In May 2008 I noticed the ad for the director position in Houston that I was eventually offered and ended up accepting. While, in fact, the salary was the biggest reason that convinced me to go (if it had been less even by a few thousand dollars I would not have accepted it), the other reason I wanted to go was because of the environment. You see, it was a very creative higher education environment, unlike any other I had worked in during my two decades in higher education. Those old passions that had died years earlier suddenly came to life again. I figured that once I got settled into the job, I’d take some photography and web design classes, maybe even a class in creative writing (after all, the tuition was paid for by the employer after the first six months of employment), although at this point in time I had fallen in love with the creative side of technology. I’m not sure even to this day that I would have taken that job if it had been just another job in yet another college or university like my previous years of experiences. However, when I was offered the salary at the highest starting level for the position without any negotiation on my part, that–as well as the type of very creative environment it was in–clinched the deal. And so I went.

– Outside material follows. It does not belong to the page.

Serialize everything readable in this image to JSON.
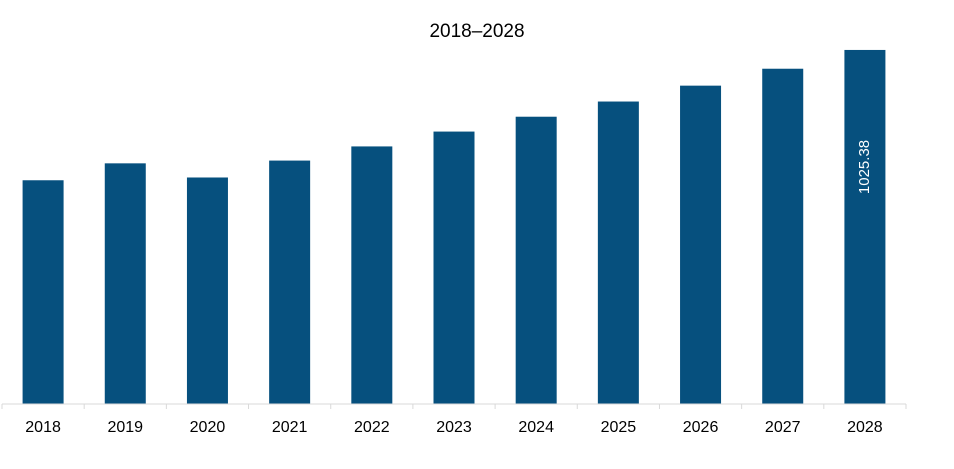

God has His reasons for everything that happens to us–the good, the bad, and, yes, even the really, really ugly stuff. He really does causes ALL things to work together for good to those who love Him (Rom. 8:28). In the past four years since arriving in Houston and, subsequently, being fired almost seven months later, I’ve been through the really, really ugly stuff, but from the midst of the ugly stuff, God has changed me from the inside out. My faith that was faltering is now vibrant, and I can’t imagine living life on the fringes anymore. While it’s been 3 1/2 years since I was fired from that job, in the past year and a half my passion for writing has exploded on the pages of this blog. In fact, I can’t stop . . . everyday something new crosses my path, and the world has opened up to me in a way that never would have happened if all of that “ugly stuff” hadn’t been a part of my life. And yes, I’m still unemployed by society’s standards, but we who truly believe in God through Jesus Christ “live (and walk) by faith and not by sight” (2 Cor. 5:7). Society’s labels don’t matter.

“And without faith it is impossible to please God, because anyone who comes to Him must believe that He exists and that He rewards those who earnestly seek Him” (Heb. 11:6). “He who searches our hearts knows the mind of the Spirit, because the Spirit intercedes for the saints in accordance with God’s will . . . for those God foreknew He also predestined to be conformed to the likeness of His Son” (Rom. 8:26-30).

“Predestined to be conformed to the likeness of His Son . . . .” For the Christian, that’s what this life is all about. And it’s in the “ugly stuff” that life sends our way that we come face-to-face and experience this truth, if we let it . . .

. . . because it’s not about us, it’s about Him . . . .

“And the God of all grace,
who called you to His eternal glory in Christ,
after you have suffered a little while,
will Himself restore you
and make you strong,
firm and steadfast.
To Him be the power for ever and ever.